[Bug]: Swapped `alpha` and `beta` in `tversky` loss?
The tversky loss has 2 parameters, $\alpha$ and $\beta$, and Flux internally calculates the value of $\alpha$ as 1 - $\beta$. The loss is defined as 1 - tversky index -
$$1 - \frac{True Positives}{True Positives + \alpha * False Positives + \beta * False Negatives}$$
the Tversky index is defined as: S(P, G; α, β) = |P G| / (|P G| + α|P \ G| + β|G \ P|) (2) where α and β control the magnitude of penalties for FPs and FNs, respectively.
Flux implements it as -
1 - sum(|y .* ŷ| + 1) / (sum(y .* ŷ + β*(1 .- y) .* ŷ + (1 - β)*y .* (1 .- ŷ)) + 1)
Code -
num = sum(y .* ŷ) + 1
den = sum(y .* ŷ + β * (1 .- y) .* ŷ + (1 - β) * y .* (1 .- ŷ)) + 1
1 - num / den
Notice how the term (1 .- y) .* ŷ (False Positives, I hope I am not wrong) is multiplied by $\beta$, whereas it should be multiplied with $\alpha$ (which is 1 - $\beta$). Similarly, the term y .* (1 .- ŷ) is multiplied with $\alpha$ (that is 1 - $\beta$), whereas it should be multiplied with $\beta$.
This makes the loss function behave in a manner opposite to its documentation.
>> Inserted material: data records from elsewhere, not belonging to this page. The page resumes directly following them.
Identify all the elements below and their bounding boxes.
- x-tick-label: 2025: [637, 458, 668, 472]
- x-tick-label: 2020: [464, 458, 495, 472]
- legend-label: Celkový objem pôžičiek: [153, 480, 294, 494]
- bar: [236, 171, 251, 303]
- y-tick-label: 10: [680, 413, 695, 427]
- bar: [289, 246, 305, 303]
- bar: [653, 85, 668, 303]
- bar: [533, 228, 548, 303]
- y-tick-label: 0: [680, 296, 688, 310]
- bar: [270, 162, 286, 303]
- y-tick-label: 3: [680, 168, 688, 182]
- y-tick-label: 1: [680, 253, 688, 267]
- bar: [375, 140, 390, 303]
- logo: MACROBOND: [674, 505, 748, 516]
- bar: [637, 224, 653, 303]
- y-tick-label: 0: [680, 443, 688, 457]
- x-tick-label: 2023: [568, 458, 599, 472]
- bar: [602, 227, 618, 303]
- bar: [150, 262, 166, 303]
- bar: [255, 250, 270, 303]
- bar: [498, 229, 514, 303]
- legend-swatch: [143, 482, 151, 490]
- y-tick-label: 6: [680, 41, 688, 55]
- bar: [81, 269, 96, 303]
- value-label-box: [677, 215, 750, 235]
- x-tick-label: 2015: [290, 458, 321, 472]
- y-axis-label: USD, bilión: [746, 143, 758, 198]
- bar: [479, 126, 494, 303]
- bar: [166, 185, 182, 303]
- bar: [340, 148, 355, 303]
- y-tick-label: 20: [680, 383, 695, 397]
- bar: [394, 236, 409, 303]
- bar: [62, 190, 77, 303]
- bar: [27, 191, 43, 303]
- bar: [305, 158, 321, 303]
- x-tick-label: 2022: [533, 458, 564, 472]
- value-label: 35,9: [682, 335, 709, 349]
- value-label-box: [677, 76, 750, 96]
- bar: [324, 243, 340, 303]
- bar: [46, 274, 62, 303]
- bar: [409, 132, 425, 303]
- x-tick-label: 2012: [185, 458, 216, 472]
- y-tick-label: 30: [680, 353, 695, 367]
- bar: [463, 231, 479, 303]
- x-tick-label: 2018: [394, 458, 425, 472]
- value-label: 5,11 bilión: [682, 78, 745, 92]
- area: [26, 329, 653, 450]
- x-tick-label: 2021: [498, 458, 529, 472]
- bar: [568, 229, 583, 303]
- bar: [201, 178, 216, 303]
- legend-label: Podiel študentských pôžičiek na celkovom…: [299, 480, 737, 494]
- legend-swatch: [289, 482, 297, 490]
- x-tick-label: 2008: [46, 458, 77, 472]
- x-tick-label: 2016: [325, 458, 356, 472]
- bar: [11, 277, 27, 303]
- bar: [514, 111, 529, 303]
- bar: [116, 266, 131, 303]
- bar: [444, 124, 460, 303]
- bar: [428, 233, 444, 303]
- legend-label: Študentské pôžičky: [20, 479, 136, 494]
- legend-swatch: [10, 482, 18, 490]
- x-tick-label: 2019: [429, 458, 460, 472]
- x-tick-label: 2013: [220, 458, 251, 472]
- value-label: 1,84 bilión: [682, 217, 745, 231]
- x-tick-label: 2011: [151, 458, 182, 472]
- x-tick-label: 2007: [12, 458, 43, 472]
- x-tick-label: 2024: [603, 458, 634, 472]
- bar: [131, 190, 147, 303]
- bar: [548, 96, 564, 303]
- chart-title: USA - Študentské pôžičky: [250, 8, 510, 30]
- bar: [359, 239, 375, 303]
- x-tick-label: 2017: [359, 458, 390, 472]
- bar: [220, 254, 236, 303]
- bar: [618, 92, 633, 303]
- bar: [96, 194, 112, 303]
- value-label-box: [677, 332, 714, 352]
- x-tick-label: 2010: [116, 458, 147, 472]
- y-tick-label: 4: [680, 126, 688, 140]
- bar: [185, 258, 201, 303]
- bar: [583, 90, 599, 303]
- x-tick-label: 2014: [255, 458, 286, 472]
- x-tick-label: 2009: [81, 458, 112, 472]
For example -
julia> y = [0, 1, 0, 1, 1, 1];
julia> ŷ_fp = [1, 1, 1, 1, 1, 1]; # 2 false positive -> 2 wrong predictions
julia> ŷ_fnp = [1, 1, 0, 1, 1, 0]; # 1 false negative, 1 false positive -> 2 wrong predictions
julia> Flux.tversky_loss(ŷ_fnp, y)
0.19999999999999996
julia> Flux.tversky_loss(ŷ_fp, y) # should be smaller than tversky_loss(ŷ_fnp, y), as FN is given more weight
0.21875
Here the loss for ŷ_fnp, y should have been larger than the loss for ŷ_fp, y as the loss should give more weight or penalize the False Negatives (default $\beta$ is 0.7; hence it should give more weight to FN), but the exact opposite happens.
Changing the implementation of the loss -
julia> y = [0, 1, 0, 1, 1, 1];
julia> ŷ_fp = [1, 1, 1, 1, 1, 1]; # 2 false positive -> 2 wrong predictions
julia> ŷ_fnp = [1, 1, 0, 1, 1, 0]; # 1 false negative, 1 false positive -> 2 wrong predictions
julia> Flux.tversky_loss(ŷ_fnp, y)
0.19999999999999996
julia> Flux.tversky_loss(ŷ_fp, y) # should be smaller than tversky_loss(ŷ_fnp, y), as FN is given more weight
0.1071428571428571
which looks right.
Is this a bug, or am I missing something? Would be happy to create a PR if it is a bug!